Introduction

Hypertension (HTN), defined as elevated blood pressure beyond normal ranges, is recognized as one of the major non-communicable health disorders and a public health challenge worldwide [1]. According to the World Health Organization (WHO), hypertension accounts for one out of eight mortalities worldwide [2]. Hypertension prevalence has risen over the last decades around the world. The latest estimates showed that nearly one-third of the adult world population is having hypertension (31.1%, 1.39 billion); of whom two-thirds are living in low- and middle-income countries (LMICs) [3]. A systematic analysis of population-based studies from 90 countries estimated that hypertension among adults was more prevalent in LMICs (31.5%) than in high-income countries (28.5%) [4]. In particular, the Gulf countries have become one of the most affected in the region with the rising trends of HTN in the world [5]. This is due to the rapid economic development, speedy urbanization, aging of the population, unhealthy dietary habits and lifestyle changes that occurred during the past decades within these countries [6]. Such epidemiological transition significantly contributes to changes in disease patterns and causes a growing number of undiagnosed, diagnosed and uncontrolled hypertensive individuals in many settings [7].

The term prehypertension (PHTN) has been introduced in 2003 to draw attention to the increased risks resulting from high blood pressure [8]. People with PHTN reported having a higher risk of progressing to HTN and an elevated risk of cardiovascular morbidity and mortality [2, 9, 10]. Currently, there is a rising potential for primary prevention and early detection efforts to prevent the transition from PHTN to HTN and the increase in cardiovascular risks [11].

Previous studies have identified several factors that put people at risk of developing HTN [4, 11, 12]. Some are non-modifiable factors such as age, gender, family history, and ethnicity. On the other hand, smoking, alcohol consumption, diet, physical inactivity, Body Mass Index (BMI), abdominal obesity, stress, hyperglycemia, and hypercholesterolemia are among the many modifiable correlates of hypertension [12,13,14,15].

Dubai is one of the seven Emirates that make up the United Arab Emirates (UAE) [16]. The Dubai Health Authority (DHA) is the government entity that oversees the health status of the population and ensures excellence in healthcare provision to all residents [17]. Therefore, DHA conducts Dubai Household Surveys (DHHS) on a five-year interval basis to investigate a wide range of health, social and economic issues as well as assessing for PHTN and HTN among the sampled adult population of Dubai.

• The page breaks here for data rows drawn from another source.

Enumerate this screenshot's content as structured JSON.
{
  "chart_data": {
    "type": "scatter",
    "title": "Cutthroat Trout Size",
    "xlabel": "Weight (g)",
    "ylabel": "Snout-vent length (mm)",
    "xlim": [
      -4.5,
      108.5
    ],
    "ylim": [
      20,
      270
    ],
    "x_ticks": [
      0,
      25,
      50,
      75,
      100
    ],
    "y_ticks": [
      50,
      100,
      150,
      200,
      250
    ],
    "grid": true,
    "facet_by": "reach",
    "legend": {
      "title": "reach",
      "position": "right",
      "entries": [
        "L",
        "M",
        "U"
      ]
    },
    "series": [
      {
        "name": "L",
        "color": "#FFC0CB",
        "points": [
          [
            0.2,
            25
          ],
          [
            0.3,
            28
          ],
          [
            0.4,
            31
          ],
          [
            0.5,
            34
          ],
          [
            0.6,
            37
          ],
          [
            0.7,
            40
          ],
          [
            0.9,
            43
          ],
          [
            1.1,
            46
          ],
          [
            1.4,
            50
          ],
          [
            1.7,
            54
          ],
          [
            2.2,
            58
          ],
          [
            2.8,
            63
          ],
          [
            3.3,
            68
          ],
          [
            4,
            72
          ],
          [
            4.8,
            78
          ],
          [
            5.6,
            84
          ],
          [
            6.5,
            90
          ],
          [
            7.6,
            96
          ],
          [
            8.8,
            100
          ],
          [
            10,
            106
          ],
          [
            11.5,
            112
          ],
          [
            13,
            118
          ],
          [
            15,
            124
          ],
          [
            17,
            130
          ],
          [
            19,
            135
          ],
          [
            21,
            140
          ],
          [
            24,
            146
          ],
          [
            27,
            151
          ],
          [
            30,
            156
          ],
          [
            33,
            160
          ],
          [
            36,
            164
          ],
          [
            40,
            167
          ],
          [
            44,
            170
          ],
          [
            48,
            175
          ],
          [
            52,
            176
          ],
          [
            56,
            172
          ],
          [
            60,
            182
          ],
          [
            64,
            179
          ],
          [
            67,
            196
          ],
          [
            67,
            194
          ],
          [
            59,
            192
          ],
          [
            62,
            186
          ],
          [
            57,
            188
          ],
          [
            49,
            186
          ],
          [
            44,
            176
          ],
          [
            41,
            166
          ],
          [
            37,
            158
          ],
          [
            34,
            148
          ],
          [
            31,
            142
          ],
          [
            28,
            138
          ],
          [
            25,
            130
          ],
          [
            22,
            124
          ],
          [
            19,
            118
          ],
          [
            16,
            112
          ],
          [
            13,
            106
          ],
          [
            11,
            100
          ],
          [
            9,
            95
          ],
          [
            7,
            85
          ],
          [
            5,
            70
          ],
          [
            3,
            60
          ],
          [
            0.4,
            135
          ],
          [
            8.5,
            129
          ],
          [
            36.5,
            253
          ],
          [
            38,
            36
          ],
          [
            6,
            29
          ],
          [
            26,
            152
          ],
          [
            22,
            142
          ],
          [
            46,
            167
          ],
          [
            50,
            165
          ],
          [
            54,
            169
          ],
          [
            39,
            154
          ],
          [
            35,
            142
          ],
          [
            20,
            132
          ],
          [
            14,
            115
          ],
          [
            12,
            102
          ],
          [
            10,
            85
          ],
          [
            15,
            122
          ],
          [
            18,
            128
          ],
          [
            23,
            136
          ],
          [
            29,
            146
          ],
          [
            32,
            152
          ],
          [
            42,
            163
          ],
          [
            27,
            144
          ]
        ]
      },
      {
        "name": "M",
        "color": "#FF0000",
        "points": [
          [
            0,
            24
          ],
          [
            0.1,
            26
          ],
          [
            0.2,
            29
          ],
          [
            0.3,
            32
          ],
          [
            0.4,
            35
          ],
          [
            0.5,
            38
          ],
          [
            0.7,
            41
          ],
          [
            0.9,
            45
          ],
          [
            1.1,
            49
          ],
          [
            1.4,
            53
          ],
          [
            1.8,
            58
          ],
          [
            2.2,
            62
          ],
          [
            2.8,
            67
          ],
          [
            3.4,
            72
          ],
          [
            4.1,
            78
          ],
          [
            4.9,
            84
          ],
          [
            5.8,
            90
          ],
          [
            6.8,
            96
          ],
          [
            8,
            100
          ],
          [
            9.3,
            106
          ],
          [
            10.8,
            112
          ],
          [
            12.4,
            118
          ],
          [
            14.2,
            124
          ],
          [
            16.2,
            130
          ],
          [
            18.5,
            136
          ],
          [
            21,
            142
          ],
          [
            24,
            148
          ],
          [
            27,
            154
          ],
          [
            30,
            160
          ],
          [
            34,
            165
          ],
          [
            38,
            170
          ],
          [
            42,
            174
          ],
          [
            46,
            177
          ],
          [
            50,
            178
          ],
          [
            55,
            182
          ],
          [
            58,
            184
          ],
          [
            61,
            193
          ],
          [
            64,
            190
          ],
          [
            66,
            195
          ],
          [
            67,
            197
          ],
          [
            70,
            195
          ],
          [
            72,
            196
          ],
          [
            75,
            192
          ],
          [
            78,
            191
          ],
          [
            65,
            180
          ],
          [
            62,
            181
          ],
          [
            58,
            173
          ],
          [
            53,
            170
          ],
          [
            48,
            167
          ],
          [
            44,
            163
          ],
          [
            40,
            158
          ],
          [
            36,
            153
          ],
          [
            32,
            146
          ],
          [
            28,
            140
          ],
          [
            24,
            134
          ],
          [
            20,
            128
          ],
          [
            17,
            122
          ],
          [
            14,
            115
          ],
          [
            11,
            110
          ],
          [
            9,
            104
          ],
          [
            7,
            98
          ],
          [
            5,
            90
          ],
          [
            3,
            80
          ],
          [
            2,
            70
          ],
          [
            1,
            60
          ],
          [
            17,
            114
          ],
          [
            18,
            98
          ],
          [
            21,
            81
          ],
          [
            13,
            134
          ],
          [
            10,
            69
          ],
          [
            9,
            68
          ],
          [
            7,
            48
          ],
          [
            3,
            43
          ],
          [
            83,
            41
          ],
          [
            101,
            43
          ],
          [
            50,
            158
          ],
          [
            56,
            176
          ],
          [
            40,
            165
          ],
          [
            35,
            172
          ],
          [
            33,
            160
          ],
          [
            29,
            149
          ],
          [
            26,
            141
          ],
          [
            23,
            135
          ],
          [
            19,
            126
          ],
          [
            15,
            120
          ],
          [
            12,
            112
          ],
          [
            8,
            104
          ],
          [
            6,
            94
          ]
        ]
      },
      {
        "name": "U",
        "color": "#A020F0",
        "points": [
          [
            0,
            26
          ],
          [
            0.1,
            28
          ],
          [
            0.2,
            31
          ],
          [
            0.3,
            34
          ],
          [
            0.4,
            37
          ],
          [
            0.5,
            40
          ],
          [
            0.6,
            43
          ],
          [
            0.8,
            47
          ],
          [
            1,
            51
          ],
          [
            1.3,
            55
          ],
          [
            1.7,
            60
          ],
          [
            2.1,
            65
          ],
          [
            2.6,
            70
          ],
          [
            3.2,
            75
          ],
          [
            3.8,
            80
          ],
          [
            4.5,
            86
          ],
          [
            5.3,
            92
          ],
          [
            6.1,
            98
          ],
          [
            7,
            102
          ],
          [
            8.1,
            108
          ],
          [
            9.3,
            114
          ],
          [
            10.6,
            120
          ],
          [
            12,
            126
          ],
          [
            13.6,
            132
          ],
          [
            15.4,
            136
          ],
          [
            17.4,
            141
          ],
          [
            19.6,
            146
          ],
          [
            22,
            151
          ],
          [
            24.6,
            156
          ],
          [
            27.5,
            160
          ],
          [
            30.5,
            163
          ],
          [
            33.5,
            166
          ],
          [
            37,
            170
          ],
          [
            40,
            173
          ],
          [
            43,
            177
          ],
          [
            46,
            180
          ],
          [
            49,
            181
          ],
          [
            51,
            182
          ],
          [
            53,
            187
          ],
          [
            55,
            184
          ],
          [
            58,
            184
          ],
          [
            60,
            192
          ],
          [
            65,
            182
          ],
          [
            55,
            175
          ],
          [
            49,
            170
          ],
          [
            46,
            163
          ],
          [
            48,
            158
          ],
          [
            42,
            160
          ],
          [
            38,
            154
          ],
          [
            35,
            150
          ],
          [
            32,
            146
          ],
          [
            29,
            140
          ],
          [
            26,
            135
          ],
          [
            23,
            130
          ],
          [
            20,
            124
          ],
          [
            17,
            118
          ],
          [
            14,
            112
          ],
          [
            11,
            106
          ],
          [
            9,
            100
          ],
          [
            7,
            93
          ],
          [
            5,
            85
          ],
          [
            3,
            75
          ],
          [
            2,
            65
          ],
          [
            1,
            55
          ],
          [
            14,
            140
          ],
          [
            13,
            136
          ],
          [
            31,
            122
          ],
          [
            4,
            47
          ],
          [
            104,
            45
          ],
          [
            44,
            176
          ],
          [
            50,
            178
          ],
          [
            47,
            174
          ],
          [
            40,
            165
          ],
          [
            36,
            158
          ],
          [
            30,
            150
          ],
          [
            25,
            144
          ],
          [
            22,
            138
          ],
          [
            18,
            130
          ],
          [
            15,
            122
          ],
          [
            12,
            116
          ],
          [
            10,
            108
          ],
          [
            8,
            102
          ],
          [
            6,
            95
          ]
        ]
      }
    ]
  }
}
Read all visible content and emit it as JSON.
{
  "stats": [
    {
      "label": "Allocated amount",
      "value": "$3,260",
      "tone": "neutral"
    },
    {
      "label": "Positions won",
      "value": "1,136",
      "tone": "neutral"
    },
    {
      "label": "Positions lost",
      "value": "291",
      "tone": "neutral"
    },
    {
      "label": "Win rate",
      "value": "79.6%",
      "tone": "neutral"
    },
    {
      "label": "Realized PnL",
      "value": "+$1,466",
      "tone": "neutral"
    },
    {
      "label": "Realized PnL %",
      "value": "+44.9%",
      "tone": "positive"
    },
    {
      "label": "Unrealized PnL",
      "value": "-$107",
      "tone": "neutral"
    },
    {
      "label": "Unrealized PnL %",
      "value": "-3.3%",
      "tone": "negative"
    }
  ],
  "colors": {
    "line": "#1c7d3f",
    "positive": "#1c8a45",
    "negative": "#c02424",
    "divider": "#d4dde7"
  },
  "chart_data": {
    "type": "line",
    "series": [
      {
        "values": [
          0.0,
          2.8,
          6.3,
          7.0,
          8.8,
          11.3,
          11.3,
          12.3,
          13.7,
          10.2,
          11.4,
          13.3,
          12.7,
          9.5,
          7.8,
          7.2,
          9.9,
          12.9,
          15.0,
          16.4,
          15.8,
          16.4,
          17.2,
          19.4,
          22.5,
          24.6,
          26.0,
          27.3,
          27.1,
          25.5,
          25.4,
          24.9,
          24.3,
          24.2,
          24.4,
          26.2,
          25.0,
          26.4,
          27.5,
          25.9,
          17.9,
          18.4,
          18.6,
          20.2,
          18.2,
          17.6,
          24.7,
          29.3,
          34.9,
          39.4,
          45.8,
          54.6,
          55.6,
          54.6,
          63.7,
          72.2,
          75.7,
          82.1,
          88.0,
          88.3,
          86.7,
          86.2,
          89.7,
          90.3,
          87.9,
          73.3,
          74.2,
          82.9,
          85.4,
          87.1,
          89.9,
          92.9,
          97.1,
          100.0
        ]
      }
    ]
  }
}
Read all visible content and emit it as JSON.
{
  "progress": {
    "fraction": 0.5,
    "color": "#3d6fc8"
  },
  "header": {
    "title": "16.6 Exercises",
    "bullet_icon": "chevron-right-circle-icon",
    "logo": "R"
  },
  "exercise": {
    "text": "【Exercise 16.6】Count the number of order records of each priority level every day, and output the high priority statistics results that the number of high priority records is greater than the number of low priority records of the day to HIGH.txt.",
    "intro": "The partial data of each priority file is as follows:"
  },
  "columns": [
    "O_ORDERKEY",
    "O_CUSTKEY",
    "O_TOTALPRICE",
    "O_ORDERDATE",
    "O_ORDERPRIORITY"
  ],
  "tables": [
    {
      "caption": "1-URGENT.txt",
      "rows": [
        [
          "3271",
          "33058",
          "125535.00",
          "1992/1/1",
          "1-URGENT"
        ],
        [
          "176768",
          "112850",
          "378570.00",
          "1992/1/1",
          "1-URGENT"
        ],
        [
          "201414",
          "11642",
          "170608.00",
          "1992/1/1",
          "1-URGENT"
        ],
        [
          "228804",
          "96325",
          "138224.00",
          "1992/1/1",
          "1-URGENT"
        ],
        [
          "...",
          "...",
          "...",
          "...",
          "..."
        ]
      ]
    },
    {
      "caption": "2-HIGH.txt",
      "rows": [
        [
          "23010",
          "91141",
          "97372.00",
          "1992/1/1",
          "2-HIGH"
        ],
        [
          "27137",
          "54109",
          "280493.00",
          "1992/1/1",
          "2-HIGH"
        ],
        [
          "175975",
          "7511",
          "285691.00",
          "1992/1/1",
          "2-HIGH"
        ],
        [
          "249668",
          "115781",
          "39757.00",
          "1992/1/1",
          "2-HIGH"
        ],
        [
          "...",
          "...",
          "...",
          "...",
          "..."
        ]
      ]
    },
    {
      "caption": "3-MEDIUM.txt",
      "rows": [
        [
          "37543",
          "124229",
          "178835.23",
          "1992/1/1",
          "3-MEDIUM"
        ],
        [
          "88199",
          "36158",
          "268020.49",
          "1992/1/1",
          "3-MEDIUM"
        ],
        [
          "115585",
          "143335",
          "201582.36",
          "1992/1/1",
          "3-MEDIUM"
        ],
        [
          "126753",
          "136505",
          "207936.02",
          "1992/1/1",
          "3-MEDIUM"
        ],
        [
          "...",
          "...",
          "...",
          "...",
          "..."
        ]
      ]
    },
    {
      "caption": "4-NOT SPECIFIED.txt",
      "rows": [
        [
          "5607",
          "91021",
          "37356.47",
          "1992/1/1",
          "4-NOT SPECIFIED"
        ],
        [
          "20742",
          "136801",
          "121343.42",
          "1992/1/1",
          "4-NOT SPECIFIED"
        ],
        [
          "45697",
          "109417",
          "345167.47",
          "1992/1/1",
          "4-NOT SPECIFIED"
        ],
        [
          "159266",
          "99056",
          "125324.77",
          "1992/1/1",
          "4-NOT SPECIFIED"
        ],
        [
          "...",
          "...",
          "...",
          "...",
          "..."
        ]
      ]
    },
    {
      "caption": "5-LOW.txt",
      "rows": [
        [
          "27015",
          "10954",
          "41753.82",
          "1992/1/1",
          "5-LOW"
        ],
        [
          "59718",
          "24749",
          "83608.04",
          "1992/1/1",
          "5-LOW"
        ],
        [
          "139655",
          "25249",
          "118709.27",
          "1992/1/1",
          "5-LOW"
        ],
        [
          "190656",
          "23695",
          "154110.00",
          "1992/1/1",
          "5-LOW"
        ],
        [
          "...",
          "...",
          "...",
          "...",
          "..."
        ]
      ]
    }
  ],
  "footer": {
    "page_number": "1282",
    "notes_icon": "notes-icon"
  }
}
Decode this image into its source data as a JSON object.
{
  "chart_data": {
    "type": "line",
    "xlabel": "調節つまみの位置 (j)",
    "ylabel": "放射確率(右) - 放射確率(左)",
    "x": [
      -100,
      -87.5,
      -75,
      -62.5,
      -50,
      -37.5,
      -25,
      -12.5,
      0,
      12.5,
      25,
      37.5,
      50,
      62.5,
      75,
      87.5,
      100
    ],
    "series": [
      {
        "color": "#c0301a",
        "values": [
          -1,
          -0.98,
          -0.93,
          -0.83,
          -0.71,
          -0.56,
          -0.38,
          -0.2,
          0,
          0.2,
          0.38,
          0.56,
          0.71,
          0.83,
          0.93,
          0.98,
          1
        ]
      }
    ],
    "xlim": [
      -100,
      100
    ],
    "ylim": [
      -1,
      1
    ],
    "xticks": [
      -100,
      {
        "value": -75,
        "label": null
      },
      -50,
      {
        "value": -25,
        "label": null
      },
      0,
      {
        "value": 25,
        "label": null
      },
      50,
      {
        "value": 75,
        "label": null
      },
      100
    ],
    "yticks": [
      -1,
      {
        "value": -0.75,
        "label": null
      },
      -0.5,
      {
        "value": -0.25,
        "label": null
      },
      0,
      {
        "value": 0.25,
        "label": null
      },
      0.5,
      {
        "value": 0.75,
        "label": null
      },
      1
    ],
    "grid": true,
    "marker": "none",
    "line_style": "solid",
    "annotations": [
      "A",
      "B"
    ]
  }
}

Studies on the prevalence and correlates of PHTN and HTN among the Dubai population are scarce. Therefore, this study aimed to measure the prevalence of hypertension and pre-hypertension among the adult population of Dubai and to identify the associated sociodemographic characteristics, behavioural risk factors, and comorbidities.

Methodology

Data source and study design

This study used data from the 2019 DHHS. The DHHS is a population-based cross-sectional survey that was designed to assess the health status of the population of Dubai. The survey used a multistage stratified cluster sampling technique, based on the WHO World Health Surveys criteria. Clusters were selected based on the simple random method. The clusters were settled as primary sampling units in each stratum, each of which ranged in size from 100 to 200 households. Families were randomly reached by withdrawing a specified number of initial units in each stratum as a first stage, and a specific number of households were withdrawn from each enumeration unit in the second stage. In addition, a number of replacement families were planned to compensate for non-responses. Each participant was assigned a sampling weight, which was inversely proportional to the probability of selection. The proportion of UAE-nationals within the sample was over-sampled, and this was corrected by sample weighting. Out of the total number of adults (18+ years) accepted to participate in the survey, 2530 (include both Emirati and non-Emirati) had their blood pressure measured successfully, which identified the sample size for the current study.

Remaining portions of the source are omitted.